Family visits, at first forbidden, are now limited to a half-hour, once each week.
Meanwhile, Rachel is living off her savings and the help of her children. Friends opened a GoFundMe page to help the family with the mounting medical bills to come.
“Shlomi will need to go through rehabilitation, physical therapy, and continue with the dialysis”, said Rachel. She still doesn’t know when and if he’ll be able to return back to work.
While many people in the Israeli community here are careful to keep social distancing practices and avoid seeing friends or participating in any social activities, there are those who don’t hesitate to celebrate weddings, bar mitzvahs, birthday parties, holidays, or group vacations.
Barzilai, a mother of two, hesitated a bit before agreeing to participate in her friend’s wedding. She promised herself to keep her distance and to keep her face mask on. She broke both promises. She returned home from the backyard ceremony with a souvenir, Covid-19, which made her “very sick” for two-and-a-half weeks.

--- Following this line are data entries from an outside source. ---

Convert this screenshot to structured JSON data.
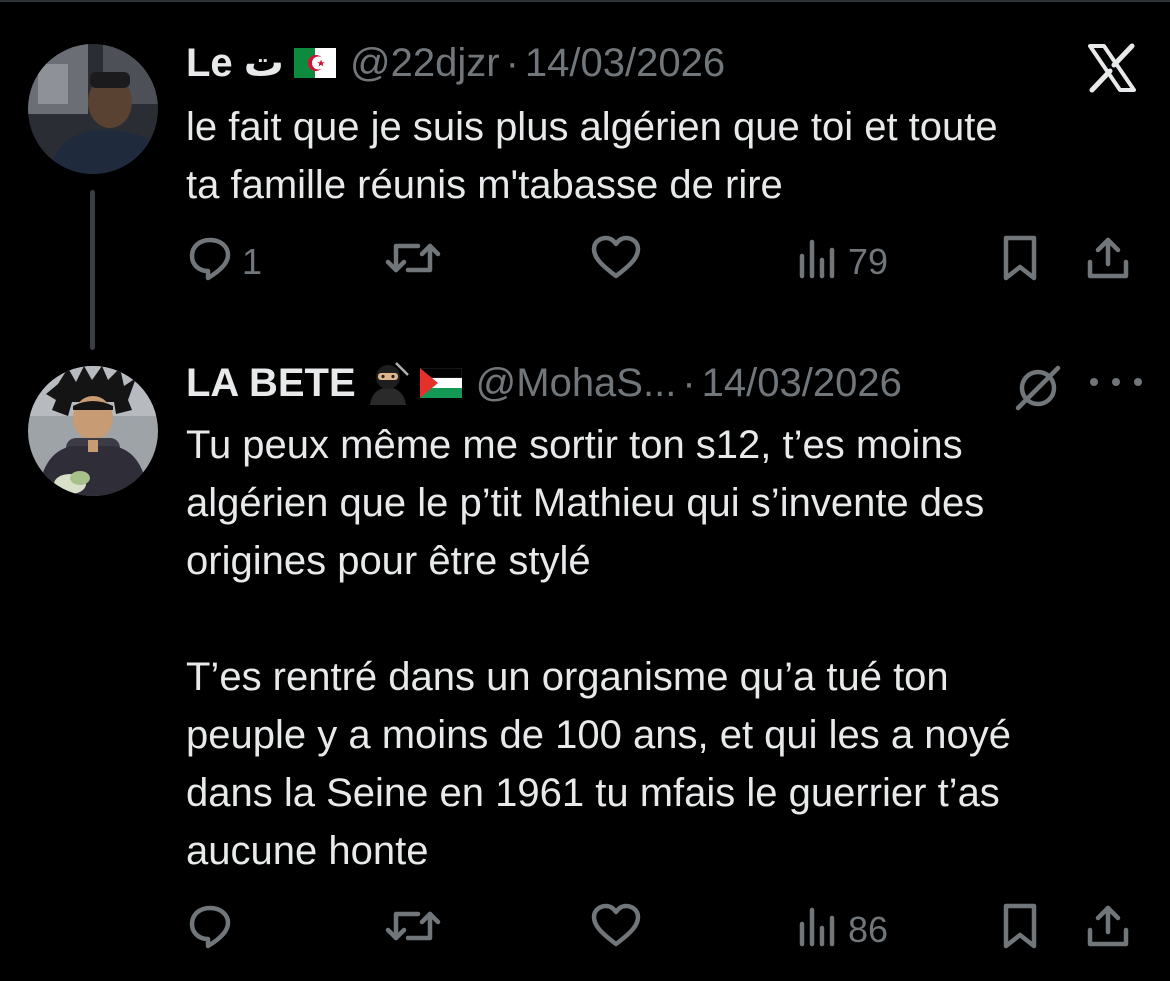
{
  "tweets": [
    {
      "display_name": "Le ت",
      "flag_icon": "algeria-flag-icon",
      "handle": "@22djzr",
      "dot": "·",
      "date": "14/03/2026",
      "text": "le fait que je suis plus algérien que toi et toute\nta famille réunis m'tabasse de rire",
      "replies": "1",
      "retweets": "",
      "likes": "",
      "views": "79"
    },
    {
      "display_name": "LA BETE",
      "emojis": [
        "ninja-emoji-icon",
        "palestine-flag-icon"
      ],
      "handle": "@MohaS...",
      "dot": "·",
      "date": "14/03/2026",
      "text": "Tu peux même me sortir ton s12, t’es moins\nalgérien que le p’tit Mathieu qui s’invente des\norigines pour être stylé\n\nT’es rentré dans un organisme qu’a tué ton\npeuple y a moins de 100 ans, et qui les a noyé\ndans la Seine en 1961 tu mfais le guerrier t’as\naucune honte",
      "replies": "",
      "retweets": "",
      "likes": "",
      "views": "86"
    }
  ],
  "colors": {
    "background": "#000000",
    "text": "#e7e9ea",
    "secondary": "#71767b",
    "thread_line": "#3a3d41"
  },
  "icons": {
    "reply": "reply-icon",
    "retweet": "retweet-icon",
    "like": "heart-icon",
    "views": "views-icon",
    "bookmark": "bookmark-icon",
    "share": "share-icon",
    "x_logo": "x-logo-icon",
    "grok": "grok-icon",
    "more": "more-icon"
  }
}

“I should have declined,” Barzalai said. “When I arrived at the wedding, some of the guests had masks on. They also had masks as wedding souvenirs with the bride and groom’s initials. Within the first hour of the wedding, most of the guests had removed their masks, and the few who kept them on lowered them below their noses. We were all dancing together, hugging the groom and bride. It was inevitable that we would be infected.”
Despite such pandemic stories that surface after weddings and bar mitzvah celebrations, people in the Israeli community still feel safe enough to accept invites to such events.
Barzilai, who experienced first-hand the hefty price of such a decision, added a word of warning: “Just don’t think it won’t happen to you. It’s okay to decline an invitation, and nothing will happen if you won’t have your big dream wedding now. It’s not worth it to celebrate and then get infected and continue to infect others. It’s a vicious cycle, and we will never see the end of it if we’ll continue this way.”